Single-parameter aging in a binary Lennard-Jones system

TL;DR

This study uses computer simulations to demonstrate that a binary Lennard-Jones system exhibits single-parameter aging behavior across various quantities following temperature jumps, confirming the robustness of this aging model.

Contribution

It provides evidence that single-parameter aging applies to a binary Lennard-Jones mixture with large temperature jumps, extending previous experimental findings.

Findings

All monitored quantities follow single-parameter aging after temperature jumps.

Relaxation parts are nearly identical across different quantities and temperature jumps.

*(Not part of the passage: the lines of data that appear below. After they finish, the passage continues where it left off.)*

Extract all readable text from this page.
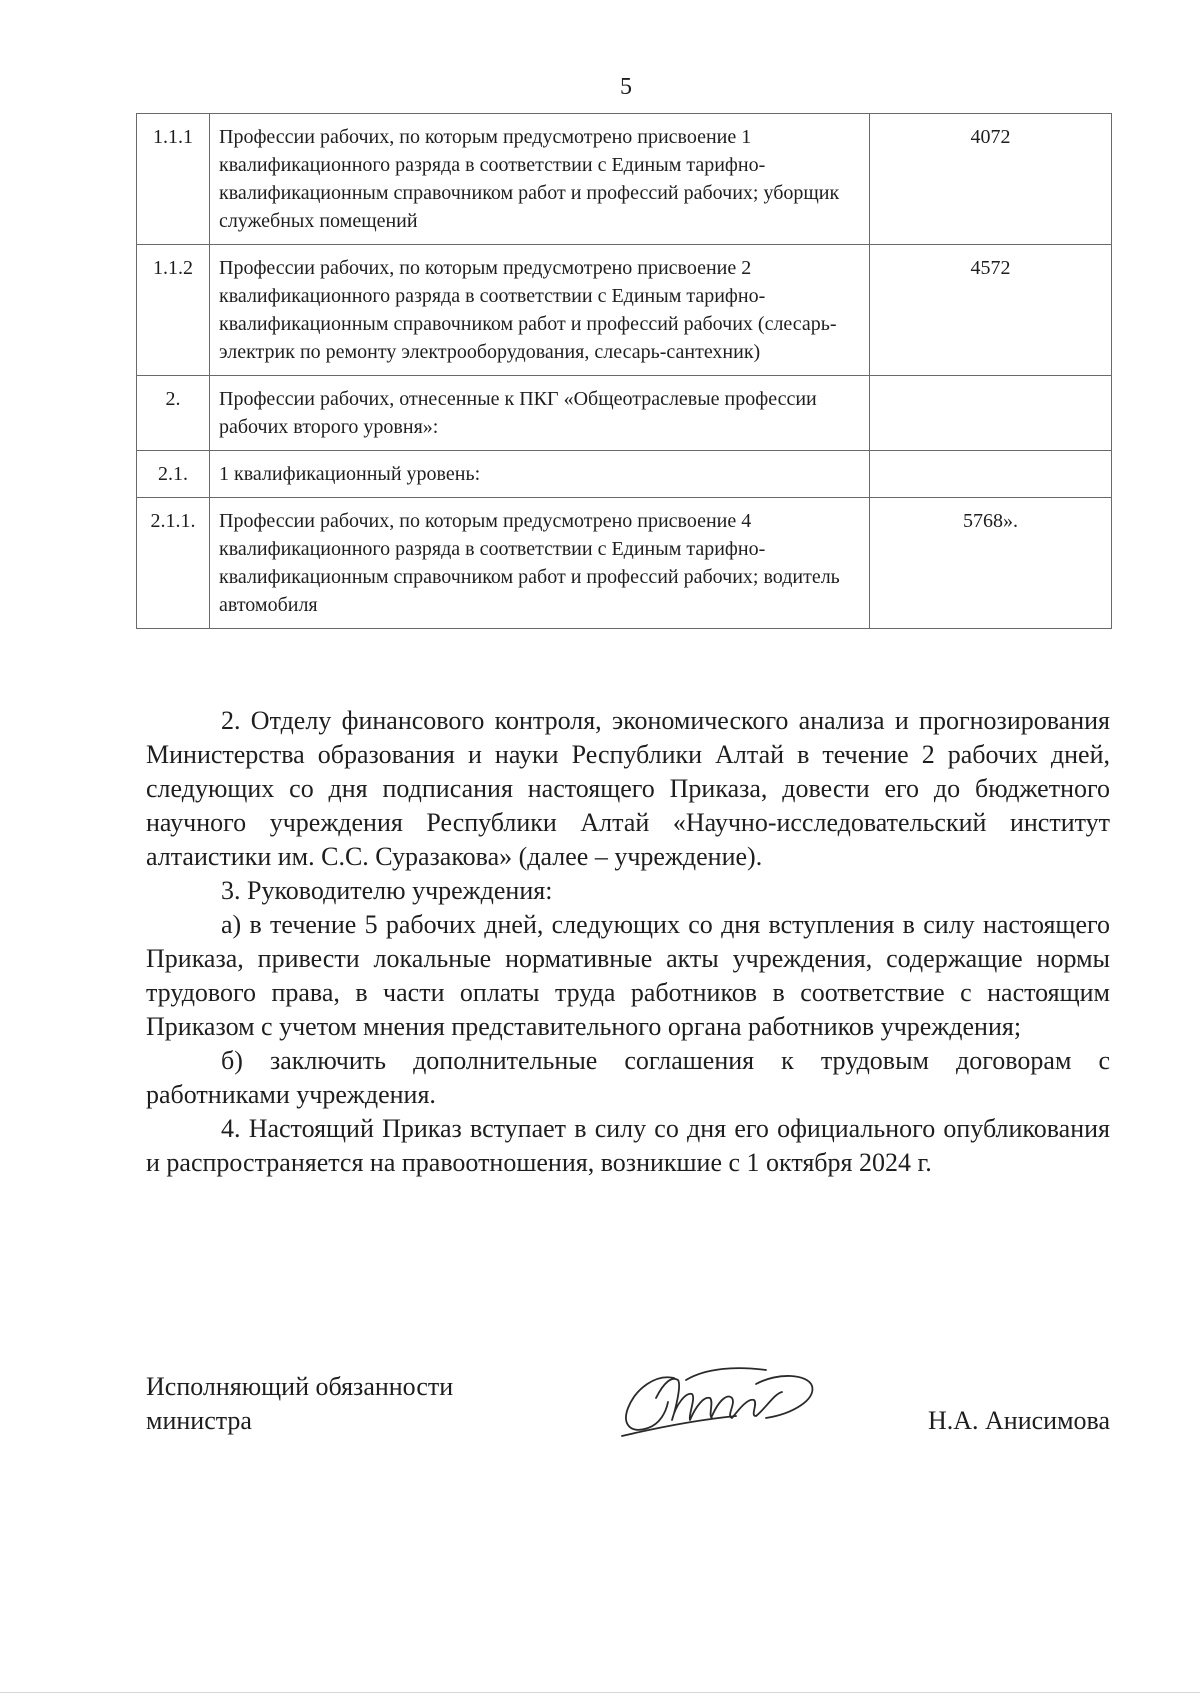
5
1.1.1	Профессии рабочих, по которым предусмотрено присвоение 1 квалификационного разряда в соответствии с Единым тарифно-квалификационным справочником работ и профессий рабочих; уборщик служебных помещений	4072
1.1.2	Профессии рабочих, по которым предусмотрено присвоение 2 квалификационного разряда в соответствии с Единым тарифно-квалификационным справочником работ и профессий рабочих (слесарь-электрик по ремонту электрооборудования, слесарь-сантехник)	4572
2.	Профессии рабочих, отнесенные к ПКГ «Общеотраслевые профессии рабочих второго уровня»:	
2.1.	1 квалификационный уровень:	
2.1.1.	Профессии рабочих, по которым предусмотрено присвоение 4 квалификационного разряда в соответствии с Единым тарифно-квалификационным справочником работ и профессий рабочих; водитель автомобиля	5768».

2. Отделу финансового контроля, экономического анализа и прогнозирования Министерства образования и науки Республики Алтай в течение 2 рабочих дней, следующих со дня подписания настоящего Приказа, довести его до бюджетного научного учреждения Республики Алтай «Научно-исследовательский институт алтаистики им. С.С. Суразакова» (далее – учреждение).

3. Руководителю учреждения:

а) в течение 5 рабочих дней, следующих со дня вступления в силу настоящего Приказа, привести локальные нормативные акты учреждения, содержащие нормы трудового права, в части оплаты труда работников в соответствие с настоящим Приказом с учетом мнения представительного органа работников учреждения;

б) заключить дополнительные соглашения к трудовым договорам с работниками учреждения.

4. Настоящий Приказ вступает в силу со дня его официального опубликования и распространяется на правоотношения, возникшие с 1 октября 2024 г.

Исполняющий обязанности
министра	Н.А. Анисимова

The results validate the single-parameter-aging scenario for larger temperature changes.

Abstract

This paper studies physical aging by computer simulations of a 2:1 Kob-Andersen binary Lennard-Jones mixture, a system that is less prone to crystallization than the standard 4:1 composition. Starting from thermal-equilibrium states, the time evolution of the following four quantities is monitored following up and down jumps in temperature: the potential energy, the virial, the average squared force, and the Laplacian of the potential energy. Despite the fact that significantly larger temperature jumps are studied here than in previous experiments, to a good approximation all four quantities conform to the single-parameter-aging scenario derived and validated for small jumps in experiments [Hecksher et al., J. Chem. Phys. 142, 241103 (2015)]. As a further confirmation of single-parameter aging with a common material time for the different quantities monitored, their relaxing parts are found to be almost identical for all temperature jumps.